AB İLE GÜMRÜK BİRLİĞİ DEVAM EDECEK Mİ?
Gümrük Birliği noktasında, şu anda Almanya diğer Avrupa ülkeleri olsun yeniden bu sürecin devamı için adım atmadıkları takdirde, bizim kaybedeceğimiz bir şey yok. Biz yolumuza aynı şekilde devam ederiz. Geri kabul (anlaşması) konusunda biz üzerimize düşeni yaptık ama AB taahhütlerini yerine getirmedi. Ne yazık ki AB üyesi ülkelerin bazıları Türkiye konusunda düzgün davranmıyor. Ama önemli değil. Önemli olan Türkiye’nin dimdik ayakta sağlam durmayı başarmasıdır.”
ERKEN SEÇİM AÇIKLAMASI
(Erken seçim mi olacak?) İşimize bakalım. Erken seçim yaparsak, bu israf olur. Erken seçim israf olur. İşimize bakmamız lazım.”

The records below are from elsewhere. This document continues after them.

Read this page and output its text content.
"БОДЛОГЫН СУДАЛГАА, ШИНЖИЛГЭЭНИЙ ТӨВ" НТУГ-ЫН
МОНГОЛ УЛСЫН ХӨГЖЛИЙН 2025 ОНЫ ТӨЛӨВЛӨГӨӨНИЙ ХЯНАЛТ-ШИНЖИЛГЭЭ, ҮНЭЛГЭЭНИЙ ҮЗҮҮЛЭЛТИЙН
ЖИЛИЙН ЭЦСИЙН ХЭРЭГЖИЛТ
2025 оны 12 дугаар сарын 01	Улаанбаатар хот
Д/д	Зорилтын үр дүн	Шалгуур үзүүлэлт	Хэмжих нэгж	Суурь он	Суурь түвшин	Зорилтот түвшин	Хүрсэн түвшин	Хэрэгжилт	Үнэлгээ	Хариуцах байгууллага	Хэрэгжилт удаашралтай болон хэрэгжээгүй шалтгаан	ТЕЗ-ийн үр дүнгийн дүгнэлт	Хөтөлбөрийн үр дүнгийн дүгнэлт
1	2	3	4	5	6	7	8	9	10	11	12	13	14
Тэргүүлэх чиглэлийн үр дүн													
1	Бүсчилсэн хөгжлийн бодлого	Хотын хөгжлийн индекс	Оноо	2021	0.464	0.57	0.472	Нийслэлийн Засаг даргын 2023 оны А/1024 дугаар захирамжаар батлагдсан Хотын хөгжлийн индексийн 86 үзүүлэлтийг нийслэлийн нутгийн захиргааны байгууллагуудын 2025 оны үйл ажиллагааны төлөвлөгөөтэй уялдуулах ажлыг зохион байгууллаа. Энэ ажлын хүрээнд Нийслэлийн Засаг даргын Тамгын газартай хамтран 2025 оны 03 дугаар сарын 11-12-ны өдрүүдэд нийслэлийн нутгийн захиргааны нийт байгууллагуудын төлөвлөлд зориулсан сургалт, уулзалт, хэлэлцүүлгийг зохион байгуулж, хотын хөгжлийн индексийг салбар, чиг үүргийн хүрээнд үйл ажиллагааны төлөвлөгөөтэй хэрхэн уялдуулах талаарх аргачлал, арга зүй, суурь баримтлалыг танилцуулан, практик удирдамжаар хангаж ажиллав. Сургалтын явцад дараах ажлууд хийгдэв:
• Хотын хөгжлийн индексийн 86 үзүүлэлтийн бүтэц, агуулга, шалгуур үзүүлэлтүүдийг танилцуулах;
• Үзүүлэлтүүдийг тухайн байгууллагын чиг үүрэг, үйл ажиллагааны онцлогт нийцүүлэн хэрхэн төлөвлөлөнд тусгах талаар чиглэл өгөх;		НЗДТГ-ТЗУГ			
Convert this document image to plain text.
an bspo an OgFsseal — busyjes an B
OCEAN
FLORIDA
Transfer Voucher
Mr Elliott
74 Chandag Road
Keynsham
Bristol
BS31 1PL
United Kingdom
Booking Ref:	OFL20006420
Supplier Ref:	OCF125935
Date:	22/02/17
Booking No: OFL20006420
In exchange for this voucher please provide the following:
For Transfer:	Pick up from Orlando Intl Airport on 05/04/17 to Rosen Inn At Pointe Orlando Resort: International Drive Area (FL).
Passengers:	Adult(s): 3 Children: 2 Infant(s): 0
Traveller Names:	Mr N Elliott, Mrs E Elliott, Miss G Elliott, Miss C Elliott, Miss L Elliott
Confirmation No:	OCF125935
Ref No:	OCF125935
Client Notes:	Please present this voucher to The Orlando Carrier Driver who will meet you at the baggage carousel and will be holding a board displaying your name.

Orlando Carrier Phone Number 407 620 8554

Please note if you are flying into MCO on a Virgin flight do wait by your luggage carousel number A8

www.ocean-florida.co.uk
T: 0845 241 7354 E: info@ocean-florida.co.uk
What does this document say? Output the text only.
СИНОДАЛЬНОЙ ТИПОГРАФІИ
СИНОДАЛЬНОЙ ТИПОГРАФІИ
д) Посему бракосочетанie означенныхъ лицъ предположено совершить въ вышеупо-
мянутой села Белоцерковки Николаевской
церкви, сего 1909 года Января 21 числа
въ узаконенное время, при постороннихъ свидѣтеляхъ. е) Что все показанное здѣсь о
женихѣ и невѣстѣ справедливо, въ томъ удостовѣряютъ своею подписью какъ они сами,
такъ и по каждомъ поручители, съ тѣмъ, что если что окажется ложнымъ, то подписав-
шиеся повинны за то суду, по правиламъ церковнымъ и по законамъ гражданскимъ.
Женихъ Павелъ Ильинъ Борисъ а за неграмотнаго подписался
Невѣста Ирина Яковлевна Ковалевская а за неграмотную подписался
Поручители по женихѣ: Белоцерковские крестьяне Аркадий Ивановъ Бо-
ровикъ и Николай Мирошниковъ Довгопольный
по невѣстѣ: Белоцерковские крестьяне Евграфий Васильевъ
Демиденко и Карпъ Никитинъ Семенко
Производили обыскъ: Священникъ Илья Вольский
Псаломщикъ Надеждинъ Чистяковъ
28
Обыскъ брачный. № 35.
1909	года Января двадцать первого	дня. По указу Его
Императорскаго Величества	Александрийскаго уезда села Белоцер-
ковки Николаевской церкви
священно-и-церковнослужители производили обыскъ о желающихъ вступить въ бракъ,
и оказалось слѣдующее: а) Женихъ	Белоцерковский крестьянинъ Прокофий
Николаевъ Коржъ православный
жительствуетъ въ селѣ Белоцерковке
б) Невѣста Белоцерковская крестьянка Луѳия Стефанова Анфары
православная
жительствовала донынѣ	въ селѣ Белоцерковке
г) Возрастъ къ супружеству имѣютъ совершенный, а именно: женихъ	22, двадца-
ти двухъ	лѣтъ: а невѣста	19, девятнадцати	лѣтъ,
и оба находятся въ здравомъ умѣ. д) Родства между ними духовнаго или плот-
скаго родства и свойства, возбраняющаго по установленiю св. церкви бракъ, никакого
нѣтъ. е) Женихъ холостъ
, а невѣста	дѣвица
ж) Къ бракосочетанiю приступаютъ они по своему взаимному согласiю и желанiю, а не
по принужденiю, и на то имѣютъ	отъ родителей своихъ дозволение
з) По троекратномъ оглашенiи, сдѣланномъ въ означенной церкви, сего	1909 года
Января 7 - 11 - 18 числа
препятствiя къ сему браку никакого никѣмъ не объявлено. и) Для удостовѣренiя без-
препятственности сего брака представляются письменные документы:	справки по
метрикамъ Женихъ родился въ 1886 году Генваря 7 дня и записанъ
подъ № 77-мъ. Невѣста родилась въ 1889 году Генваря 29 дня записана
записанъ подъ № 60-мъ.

'ATATÜRK'ÜN KOLTUĞUNU BEN GÖRDÜM'
“BİZ iyi yoldayız, iyi gidiyoruz, her geçen gün daha iyi olacağız. Bunun için sağlam durmak lazım. Kılıçdaroğlu gibi durmamak lazım; onlar zaten Türkiye’nin aleyhine çalışıyor, onların kimlerle ortak hareket ettiği belli. (Bir gazetecinin, ‘Atatürk’ün partisi CHP’nin başında, Atatürk’ün koltuğunda oturuyor’ sözleri üzerine) Doğru bir tanımlama değil. Kılıçdaroğlu, Deniz Baykal’dan aldığı koltukta oturuyor. Onun Atatürk’ün koltuğu ile ne alakası var? O Atatürk’ün oturduğu koltukları görmemiştir bile. Ama ben gördüm. Çankaya’da gördüm.”